Taking the Quantum Leap
The Intel® Thunderbolt protocol has opened new possibilities in low-latency monitoring. With the PreSonus Quantum-series interfaces and its optimized Thunderbolt 2 drivers for macOS® and Windows, you can monitor from within your DAW, through your favorite plug-ins, with less than 2 ms of roundtrip latency.
How did PreSonus do it? Providing the lowest latency possible was the goal of both the Quantum hardware design and the driver design. Input and output latency were reduced by utilizing high-quality analog-to-digital and digital-to-analog converters with the lowest latency possible, while still achieving 120 dB of dynamic range. This reduces the latency that cannot be controlled by the buffer size from within your DAW.
Quantum’s proprietary driver was written from the ground up to deliver ultra-low-latency performance, while maximizing efficiency. By reducing the roundtrip latency below 1 ms*, you can easily monitor through your DAW, including your favorite plug-ins. This allows you to manage your session and your musicians’ monitor mixes from a single window.
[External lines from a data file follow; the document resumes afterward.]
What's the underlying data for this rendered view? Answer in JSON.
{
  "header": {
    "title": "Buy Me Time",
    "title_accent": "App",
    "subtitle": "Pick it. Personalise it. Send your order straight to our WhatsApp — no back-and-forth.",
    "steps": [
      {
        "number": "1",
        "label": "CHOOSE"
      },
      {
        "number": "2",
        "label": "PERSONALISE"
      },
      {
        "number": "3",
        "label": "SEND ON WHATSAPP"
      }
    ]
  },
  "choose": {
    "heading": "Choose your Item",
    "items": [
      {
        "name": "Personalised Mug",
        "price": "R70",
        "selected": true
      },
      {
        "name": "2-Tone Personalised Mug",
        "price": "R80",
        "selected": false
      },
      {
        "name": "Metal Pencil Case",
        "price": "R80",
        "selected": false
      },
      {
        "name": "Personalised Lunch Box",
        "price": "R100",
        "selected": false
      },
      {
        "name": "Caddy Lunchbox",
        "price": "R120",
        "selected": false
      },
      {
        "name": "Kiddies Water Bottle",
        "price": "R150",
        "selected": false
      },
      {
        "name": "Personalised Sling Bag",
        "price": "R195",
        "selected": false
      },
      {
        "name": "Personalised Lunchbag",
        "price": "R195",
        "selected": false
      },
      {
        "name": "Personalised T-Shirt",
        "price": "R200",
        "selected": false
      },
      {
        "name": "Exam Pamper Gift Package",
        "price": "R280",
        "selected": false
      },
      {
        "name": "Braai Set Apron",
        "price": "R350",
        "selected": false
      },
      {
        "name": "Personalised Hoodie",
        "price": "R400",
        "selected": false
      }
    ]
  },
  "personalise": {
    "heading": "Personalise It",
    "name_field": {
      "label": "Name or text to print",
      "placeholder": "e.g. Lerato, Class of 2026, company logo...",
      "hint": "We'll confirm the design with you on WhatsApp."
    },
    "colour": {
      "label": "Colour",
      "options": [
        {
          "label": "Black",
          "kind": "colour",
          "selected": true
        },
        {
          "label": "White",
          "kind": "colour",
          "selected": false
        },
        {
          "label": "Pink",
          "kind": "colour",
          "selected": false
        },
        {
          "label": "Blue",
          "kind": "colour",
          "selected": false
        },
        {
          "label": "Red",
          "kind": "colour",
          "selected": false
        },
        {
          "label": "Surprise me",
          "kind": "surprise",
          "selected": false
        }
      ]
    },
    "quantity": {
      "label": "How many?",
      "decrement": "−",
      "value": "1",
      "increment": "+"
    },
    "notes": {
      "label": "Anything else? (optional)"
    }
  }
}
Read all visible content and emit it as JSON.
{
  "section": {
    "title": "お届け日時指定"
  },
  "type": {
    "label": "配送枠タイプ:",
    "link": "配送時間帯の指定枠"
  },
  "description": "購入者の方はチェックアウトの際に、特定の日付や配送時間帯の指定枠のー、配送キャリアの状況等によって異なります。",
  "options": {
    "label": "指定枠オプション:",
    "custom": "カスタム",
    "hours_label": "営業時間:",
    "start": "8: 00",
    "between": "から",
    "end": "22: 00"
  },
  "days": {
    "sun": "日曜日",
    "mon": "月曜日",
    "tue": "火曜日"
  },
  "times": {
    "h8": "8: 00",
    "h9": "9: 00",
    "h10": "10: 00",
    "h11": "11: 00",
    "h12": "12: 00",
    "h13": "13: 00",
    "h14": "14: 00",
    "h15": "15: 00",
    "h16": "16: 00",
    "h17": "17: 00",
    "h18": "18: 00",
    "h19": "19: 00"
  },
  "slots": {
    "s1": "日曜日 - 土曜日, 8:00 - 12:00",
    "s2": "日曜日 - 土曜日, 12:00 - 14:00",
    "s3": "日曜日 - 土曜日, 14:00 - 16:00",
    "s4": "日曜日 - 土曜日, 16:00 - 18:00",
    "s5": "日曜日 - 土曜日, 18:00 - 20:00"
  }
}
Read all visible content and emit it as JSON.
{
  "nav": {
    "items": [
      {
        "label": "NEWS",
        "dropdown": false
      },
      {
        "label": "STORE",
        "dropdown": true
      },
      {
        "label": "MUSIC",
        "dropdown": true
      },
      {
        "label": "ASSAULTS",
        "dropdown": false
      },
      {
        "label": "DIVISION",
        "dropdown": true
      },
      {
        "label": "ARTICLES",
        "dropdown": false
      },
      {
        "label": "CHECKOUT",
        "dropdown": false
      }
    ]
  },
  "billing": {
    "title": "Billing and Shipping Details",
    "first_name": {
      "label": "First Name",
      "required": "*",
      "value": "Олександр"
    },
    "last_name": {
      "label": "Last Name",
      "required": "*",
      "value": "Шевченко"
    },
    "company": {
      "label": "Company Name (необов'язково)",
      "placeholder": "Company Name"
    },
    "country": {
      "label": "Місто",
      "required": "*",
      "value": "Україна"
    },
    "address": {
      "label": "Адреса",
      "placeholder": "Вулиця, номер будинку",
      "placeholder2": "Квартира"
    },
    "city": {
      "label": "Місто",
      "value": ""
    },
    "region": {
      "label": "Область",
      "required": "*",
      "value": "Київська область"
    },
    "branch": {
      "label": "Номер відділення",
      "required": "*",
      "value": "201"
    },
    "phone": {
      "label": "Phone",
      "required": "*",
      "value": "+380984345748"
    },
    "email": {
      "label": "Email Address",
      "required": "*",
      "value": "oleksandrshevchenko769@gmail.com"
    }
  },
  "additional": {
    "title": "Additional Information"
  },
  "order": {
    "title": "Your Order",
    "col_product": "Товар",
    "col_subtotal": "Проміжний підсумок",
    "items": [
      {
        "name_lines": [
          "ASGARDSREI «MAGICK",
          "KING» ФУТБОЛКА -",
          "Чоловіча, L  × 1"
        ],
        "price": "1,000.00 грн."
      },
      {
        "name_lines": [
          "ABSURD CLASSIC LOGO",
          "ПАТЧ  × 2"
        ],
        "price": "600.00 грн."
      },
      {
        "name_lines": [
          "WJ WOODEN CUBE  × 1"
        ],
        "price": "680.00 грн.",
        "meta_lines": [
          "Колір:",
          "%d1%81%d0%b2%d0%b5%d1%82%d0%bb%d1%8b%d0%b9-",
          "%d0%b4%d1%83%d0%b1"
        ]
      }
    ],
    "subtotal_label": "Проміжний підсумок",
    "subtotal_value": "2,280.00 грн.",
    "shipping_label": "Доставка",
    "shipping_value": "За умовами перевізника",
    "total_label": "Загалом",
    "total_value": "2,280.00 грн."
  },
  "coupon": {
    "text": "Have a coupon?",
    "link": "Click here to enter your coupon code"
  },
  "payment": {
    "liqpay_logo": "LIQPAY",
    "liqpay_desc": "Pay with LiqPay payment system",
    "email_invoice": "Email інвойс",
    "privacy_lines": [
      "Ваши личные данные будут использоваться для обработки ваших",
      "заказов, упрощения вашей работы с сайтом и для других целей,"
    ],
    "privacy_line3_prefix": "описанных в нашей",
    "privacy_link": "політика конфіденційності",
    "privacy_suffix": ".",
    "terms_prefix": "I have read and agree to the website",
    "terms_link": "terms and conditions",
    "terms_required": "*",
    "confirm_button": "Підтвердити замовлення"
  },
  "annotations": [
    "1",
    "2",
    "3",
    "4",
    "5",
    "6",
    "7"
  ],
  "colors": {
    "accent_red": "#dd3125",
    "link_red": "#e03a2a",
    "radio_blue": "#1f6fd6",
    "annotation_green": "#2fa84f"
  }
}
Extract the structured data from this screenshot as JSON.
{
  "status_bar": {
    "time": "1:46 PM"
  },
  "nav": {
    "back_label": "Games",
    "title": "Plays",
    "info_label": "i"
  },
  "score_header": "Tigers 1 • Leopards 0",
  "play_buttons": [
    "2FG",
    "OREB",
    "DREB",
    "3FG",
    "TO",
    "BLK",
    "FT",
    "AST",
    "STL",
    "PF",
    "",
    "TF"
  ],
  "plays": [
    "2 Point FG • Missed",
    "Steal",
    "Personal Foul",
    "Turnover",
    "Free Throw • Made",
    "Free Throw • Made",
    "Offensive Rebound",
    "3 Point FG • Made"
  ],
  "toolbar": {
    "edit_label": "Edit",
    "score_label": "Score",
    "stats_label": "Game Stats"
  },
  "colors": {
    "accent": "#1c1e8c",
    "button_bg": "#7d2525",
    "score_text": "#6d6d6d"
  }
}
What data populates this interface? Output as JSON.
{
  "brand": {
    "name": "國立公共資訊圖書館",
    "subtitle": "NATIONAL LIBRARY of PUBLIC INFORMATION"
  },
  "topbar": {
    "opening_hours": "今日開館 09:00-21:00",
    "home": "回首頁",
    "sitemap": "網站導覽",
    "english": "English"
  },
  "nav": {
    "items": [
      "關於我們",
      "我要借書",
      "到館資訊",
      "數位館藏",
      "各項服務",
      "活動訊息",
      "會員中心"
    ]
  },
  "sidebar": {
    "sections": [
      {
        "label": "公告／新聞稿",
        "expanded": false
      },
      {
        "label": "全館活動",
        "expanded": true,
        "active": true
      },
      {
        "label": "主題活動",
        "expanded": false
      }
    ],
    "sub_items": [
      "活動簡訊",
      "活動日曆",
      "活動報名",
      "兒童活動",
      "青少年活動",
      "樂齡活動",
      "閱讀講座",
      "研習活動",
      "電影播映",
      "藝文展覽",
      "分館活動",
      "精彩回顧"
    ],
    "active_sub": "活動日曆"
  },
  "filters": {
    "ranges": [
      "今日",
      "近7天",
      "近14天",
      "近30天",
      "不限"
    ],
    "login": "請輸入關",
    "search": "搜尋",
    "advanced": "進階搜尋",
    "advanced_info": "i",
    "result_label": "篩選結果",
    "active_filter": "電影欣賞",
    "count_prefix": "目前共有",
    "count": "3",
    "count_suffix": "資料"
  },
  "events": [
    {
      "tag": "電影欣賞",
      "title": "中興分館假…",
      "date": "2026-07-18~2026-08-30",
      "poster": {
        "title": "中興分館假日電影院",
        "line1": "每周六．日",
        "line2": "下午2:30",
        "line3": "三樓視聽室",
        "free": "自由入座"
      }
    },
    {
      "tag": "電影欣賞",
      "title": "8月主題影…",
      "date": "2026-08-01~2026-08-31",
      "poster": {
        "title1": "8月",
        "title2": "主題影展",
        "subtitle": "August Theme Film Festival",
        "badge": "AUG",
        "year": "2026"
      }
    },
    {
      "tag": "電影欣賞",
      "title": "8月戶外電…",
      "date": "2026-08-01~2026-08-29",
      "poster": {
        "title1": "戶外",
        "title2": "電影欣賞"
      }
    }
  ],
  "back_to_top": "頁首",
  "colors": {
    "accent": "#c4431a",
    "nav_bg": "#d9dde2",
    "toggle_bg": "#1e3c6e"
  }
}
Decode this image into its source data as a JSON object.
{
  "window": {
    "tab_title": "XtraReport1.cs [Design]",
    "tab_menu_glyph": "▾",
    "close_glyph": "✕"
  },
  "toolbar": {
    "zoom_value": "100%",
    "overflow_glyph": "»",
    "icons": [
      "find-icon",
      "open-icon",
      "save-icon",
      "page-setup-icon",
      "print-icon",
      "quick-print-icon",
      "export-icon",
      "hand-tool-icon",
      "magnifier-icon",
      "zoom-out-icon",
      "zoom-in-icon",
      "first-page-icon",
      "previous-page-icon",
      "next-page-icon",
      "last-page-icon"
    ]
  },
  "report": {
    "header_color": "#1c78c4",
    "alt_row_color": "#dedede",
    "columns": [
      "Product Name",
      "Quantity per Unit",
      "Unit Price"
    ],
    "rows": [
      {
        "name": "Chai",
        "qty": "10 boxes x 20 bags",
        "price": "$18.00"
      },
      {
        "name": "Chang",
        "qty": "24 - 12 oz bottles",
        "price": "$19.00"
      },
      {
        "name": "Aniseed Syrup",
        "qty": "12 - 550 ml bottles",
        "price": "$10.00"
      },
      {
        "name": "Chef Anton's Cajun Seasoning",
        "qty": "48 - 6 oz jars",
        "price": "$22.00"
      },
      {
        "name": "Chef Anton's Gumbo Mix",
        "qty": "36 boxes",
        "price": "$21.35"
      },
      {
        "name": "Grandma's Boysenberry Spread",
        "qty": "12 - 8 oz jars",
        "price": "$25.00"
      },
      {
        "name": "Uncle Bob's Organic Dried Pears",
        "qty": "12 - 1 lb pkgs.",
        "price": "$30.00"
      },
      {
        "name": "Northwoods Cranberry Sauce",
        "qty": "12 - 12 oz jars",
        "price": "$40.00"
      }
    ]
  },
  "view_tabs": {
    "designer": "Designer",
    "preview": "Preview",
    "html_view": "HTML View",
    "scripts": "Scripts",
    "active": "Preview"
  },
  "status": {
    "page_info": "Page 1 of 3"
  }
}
Even at higher buffer sizes, Quantum delivers consistent low-latency performance.
*192 kHz, 64 sample buffer in Studio One 3.5 on a MacBook Pro 2016, 2.7 GHz Intel Core i7 running 10.12.5
The Quantum driver utilizes the bus master Direct Memory Access (DMA) to transfer audio data directly to and from the main memory without using CPU processing and the overhead that would come with it. DMA supports 64-bit addressing on systems with 4 GB or more of RAM. A companion DMA engine was also implemented in the Quantum hardware to read digital audio data directly between the ADC/DAC and the computer memory, one sample at a time.
For maximum efficiency, samples are transferred from the Quantum DMA engine directly into driver memory as a 32-bit word to match the way the Quantum driver handles the audio. Where possible, audio samples are also transferred into driver memory in the exact order that the driver expects. This helps to avoid alignment problems and the like, allowing you to run your Quantum drivers at extremely low buffer settings without overtaxing your CPU.
Another benefit of Intel’s Thunderbolt technology is that it’s designed to connect multiple high-bandwidth devices to your computer. Quantum is equipped with two Thunderbolt 2 ports, allowing you connect other Thunderbolt peripherals (hard drives, monitors, etc.) to your computer. Even better, up to 4 Quantum interfaces can be aggregated on your Mac or Windows computer to create a massive audio I/O system of up to 104 inputs and 128 outputs.